While the recent decision to reinstate Tom Brady’s appeal may seem like a distant drama of the sports world involving billionaire owners and millionaire players, the appeals court decision has impacts for both employers and employees in labor unions. The Brady case is now Federal precedent, and that precedent holds that an employer’s arbitrator has a tremendous amount of power to decide labor disputes without being subject to court review. See NFL v. Brady, Docket No. 15-2801, (2nd Cir., 2016).
For employers, this means that there is yet another precedent strengthening the already high burden that employees face in overturning an arbitrator’s decision. Employers know that arbitration is an excellent way to keep legal costs down and to resolve labor disputes far more quickly than resorting to the court system. Although an employee can try to attack an arbitrator’s decision in court, the Brady case demonstrates that doing so is a difficult proposition even when the arbitrator’s decision appears to be very controversial.

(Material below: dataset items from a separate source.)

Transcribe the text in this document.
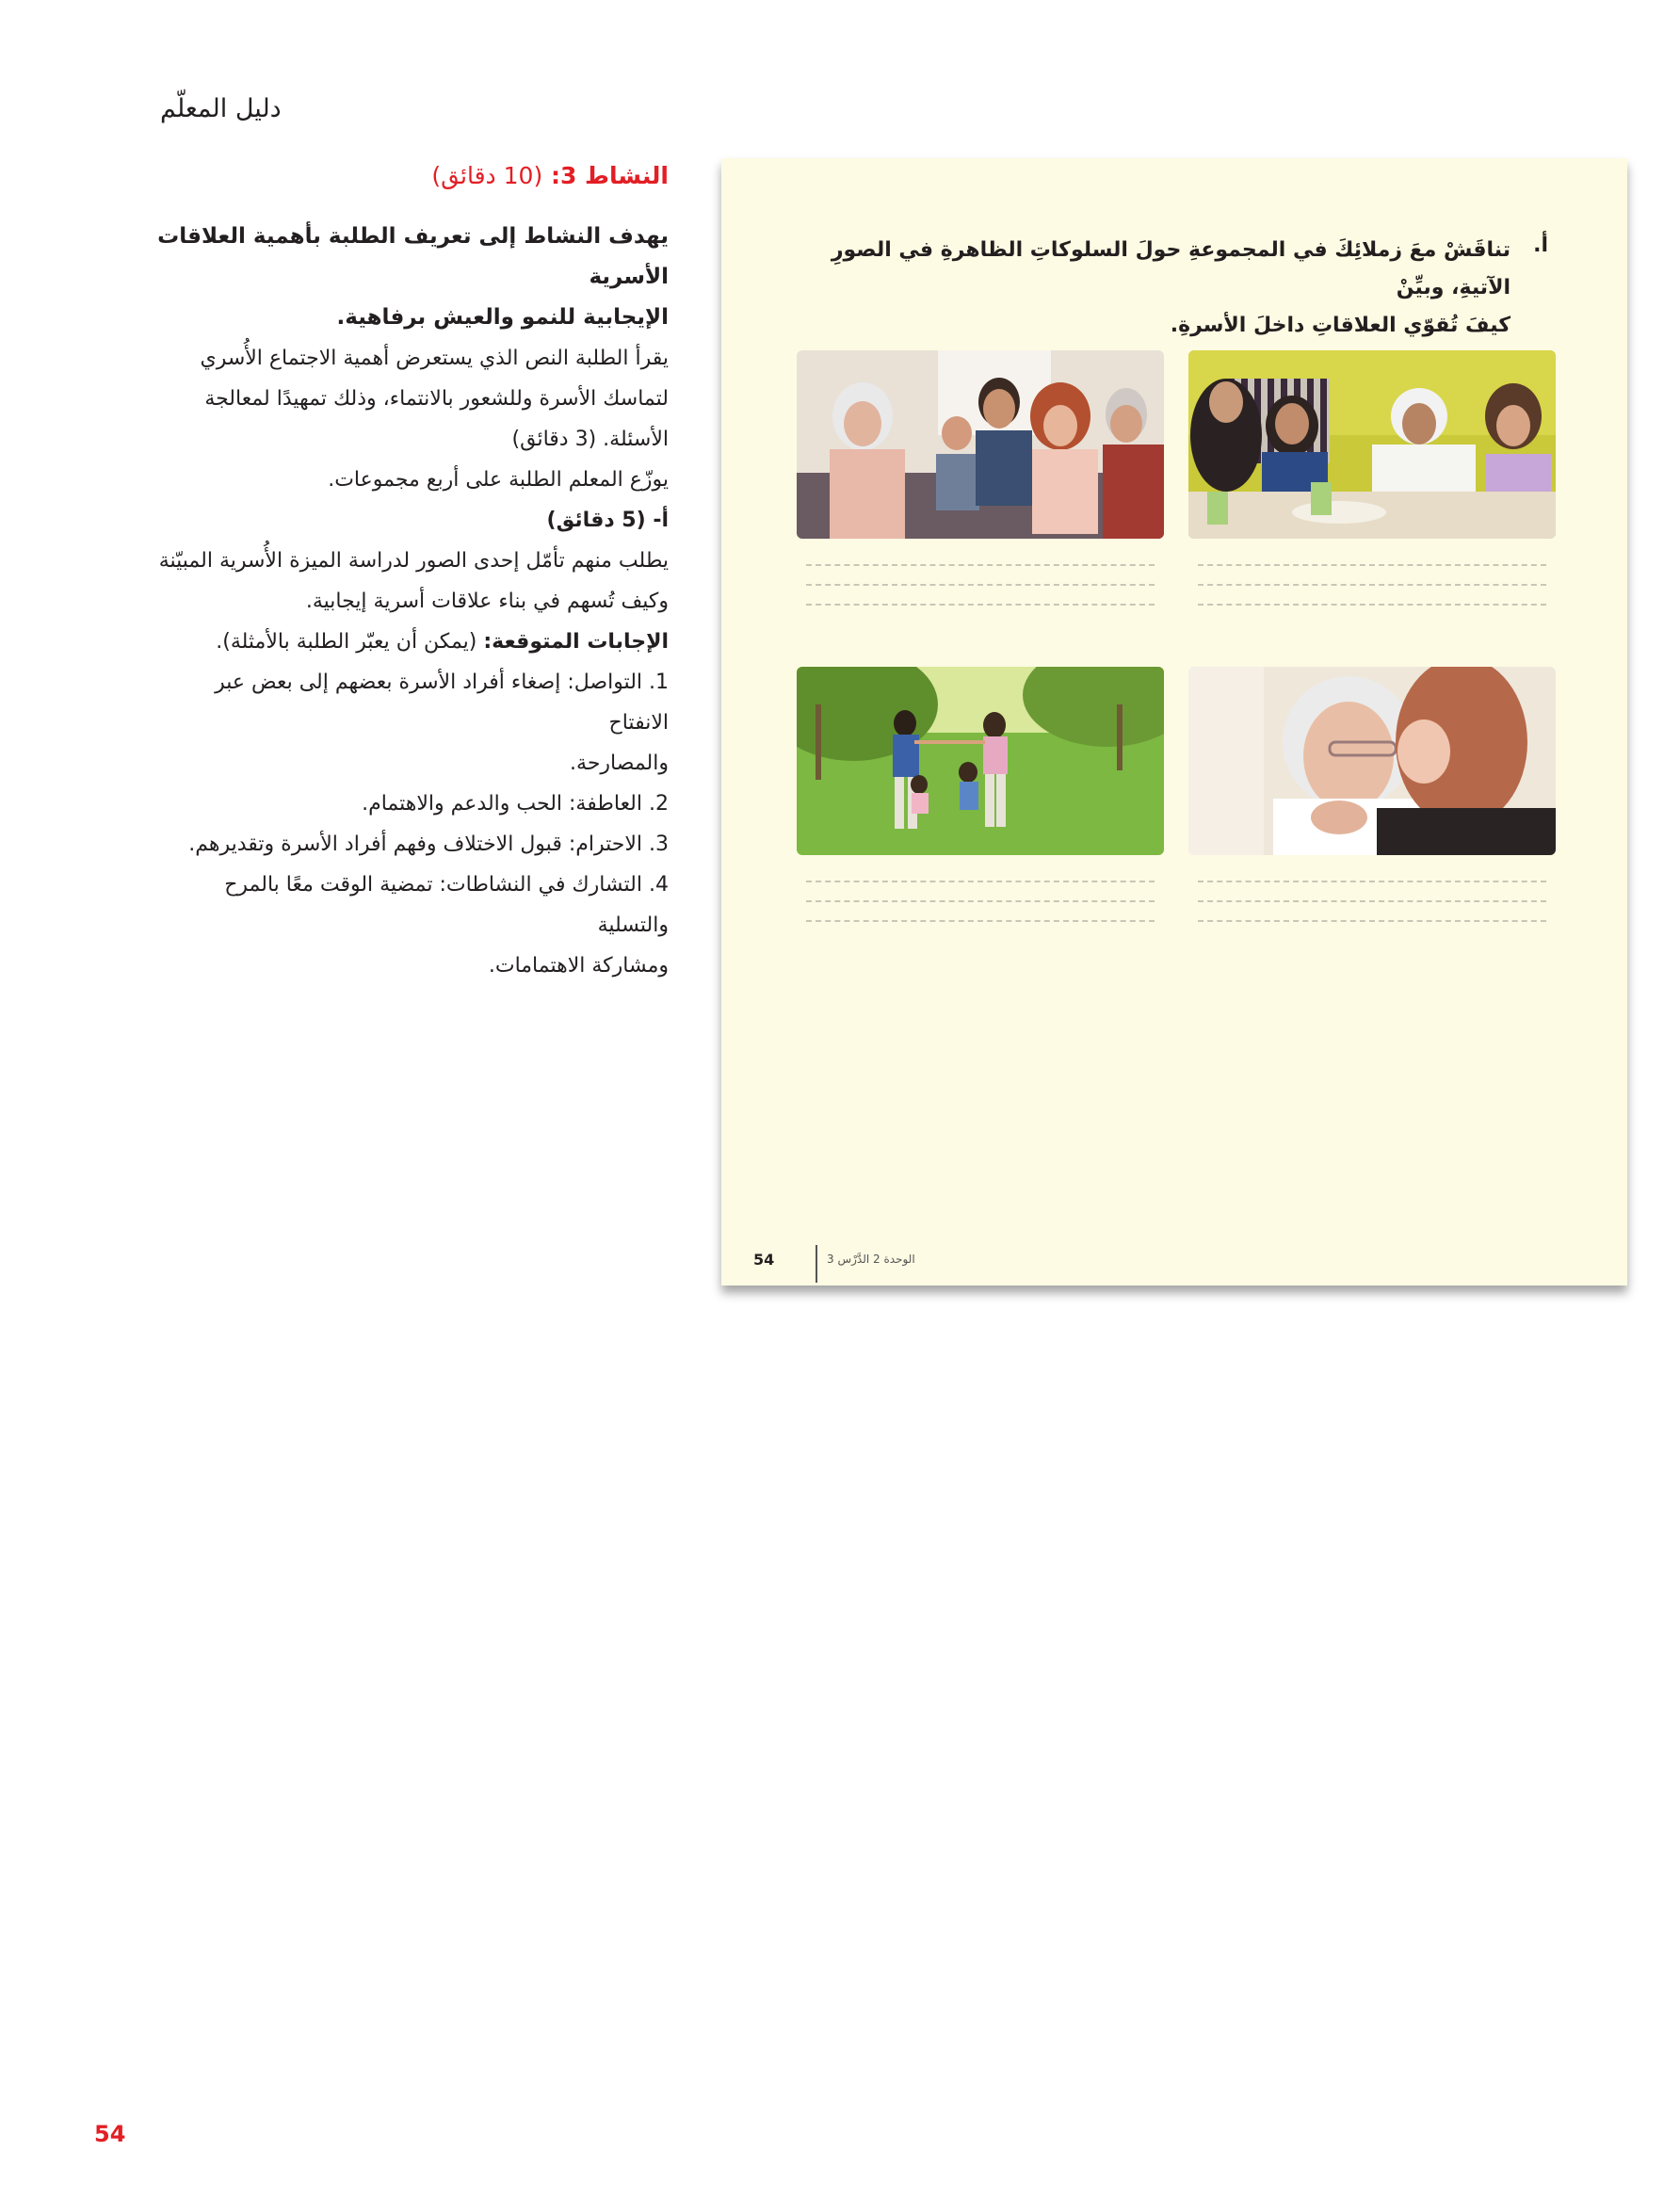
دليل المعلّم
النشاط 3: (10 دقائق)

يهدف النشاط إلى تعريف الطلبة بأهمية العلاقات الأسرية

الإيجابية للنمو والعيش برفاهية.

يقرأ الطلبة النص الذي يستعرض أهمية الاجتماع الأُسري

لتماسك الأسرة وللشعور بالانتماء، وذلك تمهيدًا لمعالجة

الأسئلة. (3 دقائق)

يوزّع المعلم الطلبة على أربع مجموعات.

أ- (5 دقائق)

يطلب منهم تأمّل إحدى الصور لدراسة الميزة الأُسرية المبيّنة

وكيف تُسهم في بناء علاقات أسرية إيجابية.

الإجابات المتوقعة: (يمكن أن يعبّر الطلبة بالأمثلة).

1. التواصل: إصغاء أفراد الأسرة بعضهم إلى بعض عبر الانفتاح

والمصارحة.

2. العاطفة: الحب والدعم والاهتمام.

3. الاحترام: قبول الاختلاف وفهم أفراد الأسرة وتقديرهم.

4. التشارك في النشاطات: تمضية الوقت معًا بالمرح والتسلية

ومشاركة الاهتمامات.

أ.
تناقَشْ معَ زملائِكَ في المجموعةِ حولَ السلوكاتِ الظاهرةِ في الصورِ الآتيةِ، وبيِّنْ
كيفَ تُقوّي العلاقاتِ داخلَ الأسرةِ.
54	الوحدة 2 الدَّرْس 3
54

For employees, the Brady decision underscores that employees may be giving up significant legal rights when agreeing to arbitration. The Brady decision stresses the importance of bargaining for guarantees in that an arbitration will be fair. In Brady’s case, the NFL collective bargaining agreement gives the commissioner a tremendous amount of latitude and discretion, which is a key point the Court relied on in making its decision. Had the collective bargaining agreement been drafted differently, Brady may have had a much better shot at his appeal. Employees and labor unions should take note and understand just what they are agreeing to when they consider arbitration clauses in contracts.